Download or read book Handbook of Variational Methods for Nonlinear Geometric Data written by Philipp Grohs and published by Springer Nature. This book was released on 2020-04-03 with total page 701 pages. Available in PDF, EPUB and Kindle. Book excerpt: This book covers different, current research directions in the context of variational methods for non-linear geometric data. Each chapter is authored by leading experts in the respective discipline and provides an introduction, an overview and a description of the current state of the art. Non-linear geometric data arises in various applications in science and engineering. Examples of nonlinear data spaces are diverse and include, for instance, nonlinear spaces of matrices, spaces of curves, shapes as well as manifolds of probability measures. Applications can be found in biology, medicine, product engineering, geography and computer vision for instance.
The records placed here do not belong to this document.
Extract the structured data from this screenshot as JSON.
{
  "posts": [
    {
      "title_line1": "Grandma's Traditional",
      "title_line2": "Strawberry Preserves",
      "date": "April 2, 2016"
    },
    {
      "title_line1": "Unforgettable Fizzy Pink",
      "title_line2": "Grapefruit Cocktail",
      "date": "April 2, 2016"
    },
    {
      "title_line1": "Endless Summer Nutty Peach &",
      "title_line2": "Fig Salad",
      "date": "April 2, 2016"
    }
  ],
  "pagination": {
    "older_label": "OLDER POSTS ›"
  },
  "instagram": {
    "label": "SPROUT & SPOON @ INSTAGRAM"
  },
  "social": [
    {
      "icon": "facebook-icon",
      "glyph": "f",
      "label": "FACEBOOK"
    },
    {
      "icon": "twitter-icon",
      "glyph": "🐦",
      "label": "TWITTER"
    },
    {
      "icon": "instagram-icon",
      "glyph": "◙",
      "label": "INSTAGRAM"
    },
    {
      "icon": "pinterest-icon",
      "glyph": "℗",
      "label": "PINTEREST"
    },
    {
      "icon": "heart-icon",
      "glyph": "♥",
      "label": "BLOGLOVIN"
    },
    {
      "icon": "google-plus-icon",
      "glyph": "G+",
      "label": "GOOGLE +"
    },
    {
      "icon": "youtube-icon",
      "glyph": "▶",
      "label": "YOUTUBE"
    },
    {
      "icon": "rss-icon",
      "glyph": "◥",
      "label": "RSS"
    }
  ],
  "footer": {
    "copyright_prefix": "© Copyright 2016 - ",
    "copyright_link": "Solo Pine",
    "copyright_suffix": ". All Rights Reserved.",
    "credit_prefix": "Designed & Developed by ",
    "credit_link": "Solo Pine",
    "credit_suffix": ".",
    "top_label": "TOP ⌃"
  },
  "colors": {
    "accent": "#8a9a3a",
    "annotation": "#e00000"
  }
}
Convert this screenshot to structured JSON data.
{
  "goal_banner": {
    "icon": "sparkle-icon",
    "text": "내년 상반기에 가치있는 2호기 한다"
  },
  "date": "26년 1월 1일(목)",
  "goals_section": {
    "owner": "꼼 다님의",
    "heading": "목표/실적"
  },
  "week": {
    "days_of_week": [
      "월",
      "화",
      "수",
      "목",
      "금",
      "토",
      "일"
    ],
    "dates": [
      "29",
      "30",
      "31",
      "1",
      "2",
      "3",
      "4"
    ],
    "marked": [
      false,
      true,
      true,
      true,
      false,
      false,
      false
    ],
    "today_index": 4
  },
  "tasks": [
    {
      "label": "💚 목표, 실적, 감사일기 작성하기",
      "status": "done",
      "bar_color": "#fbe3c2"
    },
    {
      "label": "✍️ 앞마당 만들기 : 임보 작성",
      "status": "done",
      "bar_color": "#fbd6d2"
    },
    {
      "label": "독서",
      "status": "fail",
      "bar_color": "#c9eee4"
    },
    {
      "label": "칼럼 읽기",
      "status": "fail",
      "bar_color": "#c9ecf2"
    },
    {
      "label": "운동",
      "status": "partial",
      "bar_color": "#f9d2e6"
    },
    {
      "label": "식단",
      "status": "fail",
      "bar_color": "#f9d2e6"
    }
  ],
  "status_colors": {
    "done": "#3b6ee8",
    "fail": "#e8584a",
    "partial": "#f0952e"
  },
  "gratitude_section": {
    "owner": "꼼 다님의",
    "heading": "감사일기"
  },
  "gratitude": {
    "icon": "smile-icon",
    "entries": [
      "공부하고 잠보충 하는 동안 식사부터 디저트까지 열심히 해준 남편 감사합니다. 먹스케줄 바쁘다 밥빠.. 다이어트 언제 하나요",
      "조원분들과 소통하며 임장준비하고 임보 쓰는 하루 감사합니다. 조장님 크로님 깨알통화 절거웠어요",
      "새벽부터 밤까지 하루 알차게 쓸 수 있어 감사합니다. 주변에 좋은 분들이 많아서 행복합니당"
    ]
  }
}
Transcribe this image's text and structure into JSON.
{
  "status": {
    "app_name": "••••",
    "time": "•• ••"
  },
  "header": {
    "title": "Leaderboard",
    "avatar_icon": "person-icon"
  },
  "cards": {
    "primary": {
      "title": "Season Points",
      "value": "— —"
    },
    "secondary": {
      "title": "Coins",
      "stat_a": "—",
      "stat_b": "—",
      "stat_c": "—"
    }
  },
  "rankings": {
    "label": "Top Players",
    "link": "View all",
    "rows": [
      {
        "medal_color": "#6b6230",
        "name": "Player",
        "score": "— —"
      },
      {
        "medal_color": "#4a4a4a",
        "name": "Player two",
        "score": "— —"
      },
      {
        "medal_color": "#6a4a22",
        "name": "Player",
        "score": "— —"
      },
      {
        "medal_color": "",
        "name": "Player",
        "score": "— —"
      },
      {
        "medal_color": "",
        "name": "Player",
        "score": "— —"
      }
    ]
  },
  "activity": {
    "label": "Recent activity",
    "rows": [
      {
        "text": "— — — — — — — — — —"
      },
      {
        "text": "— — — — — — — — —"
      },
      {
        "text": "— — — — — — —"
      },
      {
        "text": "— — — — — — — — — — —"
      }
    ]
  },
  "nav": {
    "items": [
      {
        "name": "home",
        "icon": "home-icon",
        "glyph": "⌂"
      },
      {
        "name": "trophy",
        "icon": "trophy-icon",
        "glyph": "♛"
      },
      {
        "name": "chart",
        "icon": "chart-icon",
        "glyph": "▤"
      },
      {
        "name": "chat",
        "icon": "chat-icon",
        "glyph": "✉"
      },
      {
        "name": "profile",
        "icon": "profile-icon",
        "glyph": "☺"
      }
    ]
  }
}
Variational methods on the other hand have evolved to being amongst the most powerful tools for applied mathematics. They involve techniques from various branches of mathematics such as statistics, modeling, optimization, numerical mathematics and analysis. The vast majority of research on variational methods, however, is focused on data in linear spaces. Variational methods for non-linear data is currently an emerging research topic. As a result, and since such methods involve various branches of mathematics, there is a plethora of different, recent approaches dealing with different aspects of variational methods for nonlinear geometric data. Research results are rather scattered and appear in journals of different mathematical communities. The main purpose of the book is to account for that by providing, for the first time, a comprehensive collection of different research directions and existing approaches in this context. It is organized in a way that leading researchers from the different fields provide an introductory overview of recent research directions in their respective discipline. As such, the book is a unique reference work for both newcomers in the field of variational methods for non-linear geometric data, as well as for established experts that aim at to exploit new research directions or collaborations. Chapter 9 of this book is available open access under a CC BY 4.0 license at link.springer.com.